Widywaliśmy go jednak nieustannie wszędzie wokół. Jak wtedy, w czwartej czy piątej klasie, gdy z przyjacielem Paulsem szwendaliśmy się po starych podwórkach przy Promenadzie. Dzień wolny, zmierzch, ładna pogoda. Włóczymy się i robimy świece dymne z grzebieni i folii3. Ściślej rzecz ujmując, Pauls robi, a ja tylko przeszkadzam. Nagle w jedną drewnianą bramę, zwieńczoną łukiem i zwykle zamkniętą, wjeżdża furgonetka volkswagena. Jaskrawopomarańczowa, z przyciemnianymi szybami. Wjeżdża na środek podwórza, gasi silnik i stoi.
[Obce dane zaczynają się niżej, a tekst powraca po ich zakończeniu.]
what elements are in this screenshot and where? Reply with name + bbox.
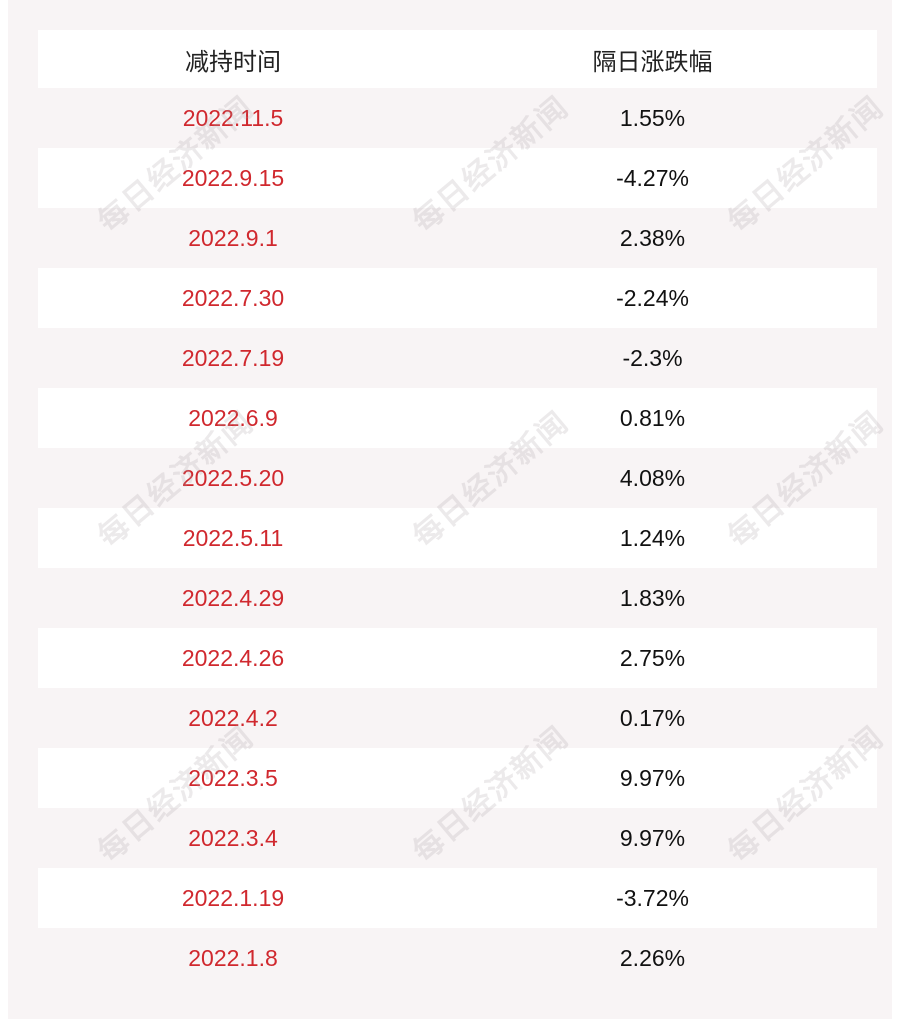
date-cell: 2022.5.20 <box>38 448 428 508</box>
date-cell: 2022.9.1 <box>38 208 428 268</box>
table-row: 2022.5.20 4.08% <box>38 448 877 508</box>
change-cell: 0.17% <box>428 688 877 748</box>
date-cell: 2022.7.19 <box>38 328 428 388</box>
date-cell: 2022.5.11 <box>38 508 428 568</box>
change-cell: -4.27% <box>428 148 877 208</box>
change-cell: 1.55% <box>428 88 877 148</box>
header-cell: 减持时间 <box>38 30 428 88</box>
change-cell: 4.08% <box>428 448 877 508</box>
date-cell: 2022.4.2 <box>38 688 428 748</box>
data-table: 减持时间 隔日涨跌幅 2022.11.5 1.55% 2022.9.15 -4.27%… <box>38 30 877 988</box>
table-row: 2022.3.5 9.97% <box>38 748 877 808</box>
change-cell: 9.97% <box>428 808 877 868</box>
change-cell: -2.3% <box>428 328 877 388</box>
header-row: 减持时间 隔日涨跌幅 <box>38 30 877 88</box>
table-row: 2022.7.19 -2.3% <box>38 328 877 388</box>
date-cell: 2022.4.29 <box>38 568 428 628</box>
table-row: 2022.6.9 0.81% <box>38 388 877 448</box>
change-cell: 1.83% <box>428 568 877 628</box>
date-cell: 2022.3.4 <box>38 808 428 868</box>
table-row: 2022.4.29 1.83% <box>38 568 877 628</box>
date-cell: 2022.1.19 <box>38 868 428 928</box>
date-cell: 2022.9.15 <box>38 148 428 208</box>
table-row: 2022.9.1 2.38% <box>38 208 877 268</box>
date-cell: 2022.3.5 <box>38 748 428 808</box>
table-row: 2022.11.5 1.55% <box>38 88 877 148</box>
table-row: 2022.3.4 9.97% <box>38 808 877 868</box>
change-cell: -3.72% <box>428 868 877 928</box>
change-cell: 0.81% <box>428 388 877 448</box>
table-row: 2022.1.19 -3.72% <box>38 868 877 928</box>
change-cell: 2.75% <box>428 628 877 688</box>
table-row: 2022.5.11 1.24% <box>38 508 877 568</box>
date-cell: 2022.6.9 <box>38 388 428 448</box>
date-cell: 2022.1.8 <box>38 928 428 988</box>
date-cell: 2022.11.5 <box>38 88 428 148</box>
change-cell: -2.24% <box>428 268 877 328</box>
date-cell: 2022.4.26 <box>38 628 428 688</box>
table-row: 2022.4.2 0.17% <box>38 688 877 748</box>
table-row: 2022.1.8 2.26% <box>38 928 877 988</box>
change-cell: 2.38% <box>428 208 877 268</box>
table-row: 2022.7.30 -2.24% <box>38 268 877 328</box>
change-cell: 2.26% <box>428 928 877 988</box>
change-cell: 9.97% <box>428 748 877 808</box>
date-cell: 2022.7.30 <box>38 268 428 328</box>
table-row: 2022.9.15 -4.27% <box>38 148 877 208</box>
table-row: 2022.4.26 2.75% <box>38 628 877 688</box>
change-cell: 1.24% <box>428 508 877 568</box>
background: 减持时间 隔日涨跌幅 2022.11.5 1.55% 2022.9.15 -4.27%… <box>8 0 892 1019</box>
header-cell: 隔日涨跌幅 <box>428 30 877 88</box>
Przekradamy się z Paulsem na klatkę schodową, wchodzimy kilka pięter wyżej i obserwujemy wszystko przez okno. Siedzimy, patrzymy, a samochód stoi jak stał, nikt nie wysiada. „Słuchaj”, mówię, „może lepiej stąd zwiewajmy? To jakieś podejrzane”. Ale Pauls nie chce wiać. Pauls jest odważny i żądny przygód. Minęła chyba cała wieczność, aż w końcu z restauracji Wiśniowy Sad wyszła pokaźna babka w fartuchu. I wtedy z furgonetki wyskoczyły dwie osoby: jeden facet słusznej postury i drugi drobniejszy, za to ze spluwą w dłoni. Gadali z babką z restauracji, a ten drobniejszy wymachiwał pistoletem w powietrzu jak dyrygent batutą. Widać było, że się kłócą, momentami słyszeliśmy podniesione głosy. Pauls się wierci, nie może usiedzieć w miejscu, chce być w centrum wydarzeń. Ja natomiast, jako chłopiec z natury ostrożny, staram się go uspokoić. Kiedy pertraktacje dobiegają końca, babka wyciąga z kieszeni fartucha zwitek banknotów, owinięty stroną z „Kuriera Chochmy”. Drobny facet przelicza pieniądze, nie wypuszczając spluwy z dłoni, a ten rosły wyciąga z furgonetki karton pełen pomarańczowych, markowych słoików. Babka odkręca jeden z nich, wącha, po czym palcami wyjmuje z sosu dużą torebkę z białym proszkiem. Wszystko jasne, myślę, raczej nie ma się czego b ać. Ale wiem też, że od takich sytuacji lepiej trzymać się z dala. Jak wspominałem, byłem ostrożnym chłopcem. Odwracam się, by szepnąć coś Paulsowi, gdy ten, skubany, łamie zapałkę, podpala owinięty folią plastikowy grzebień, z hałasem otwiera okno i wyrzuca własnoręcznie zrobiony pocisk na podwórze. „Co robisz, idioto?!”, krzyczę, a Pauls, który naoglądał się filmów, ogłasza z dumą: „Walczę z przestępczością zorganizowaną!”.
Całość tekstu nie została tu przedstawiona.